Monomer conversion values were determined by GC using a Shimadzu 2014 gas chromatograph (Shanghai, China) equipped with an Rtx-1 capillary column (30 m × 0.25 mm × 0.25 μm) and a hydrogen flame ionization detector. Nitrogen was used as the carrier gas. The temperatures of injection pool and detector were set as 200 °C and 240 °C, respectively. The column temperature was held at 70 °C for 2 min, and then programmed to rise at 10 °C/min to a final temperature of 140 °C, which was then maintained for 2 min. The injection volume was 1.0 μL.

3.6. Determination of Molecular Weight and Polydispersity Index (PDI)
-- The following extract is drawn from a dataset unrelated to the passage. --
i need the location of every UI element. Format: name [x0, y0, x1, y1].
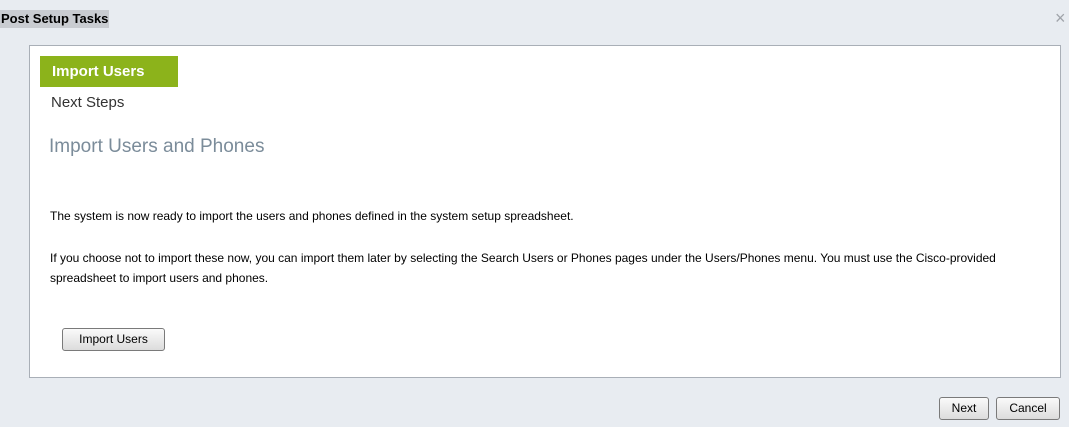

The Mn, weight-average molecular weight (Mw) and PDI (Mw/Mn) values of products were determined by gel permeation chromatography (GPC). Analyses were carried out using a Shimadzu HPLC system (Shanghai, China) equipped with a refractive index detector and Shim-pack GPC-804 and GPC-8025 ultrastyragel columns in series. Tetrahydrofuran was used as the eluent with a flow rate of 1.0 mL/min at 40 °C. The sample concentration and injection volume were 0.3% (w/v) and 20 μL, respectively. The GPC system was calibrated with polystyrene standards of narrow molecular weight distribution.

4. Conclusions

In this paper, PVL was successfully synthesized using a thermophilic esterase AFEST from the archaeon A. fulgidus as catalyst. The synthesized PVL was of low molecular weight and narrow molecular weight distribution, and is expected to be widely used as the soft block of thermoplastic elastomers, or carriers for controlled drug delivery and release. This work provided a new green and sustainable route for polyester synthesis, and was also helpful in broadening the application scope of thermophilic esterases and facilitating insight into the mechanism of thermophilic esterase-catalyzed ring-opening polymerization.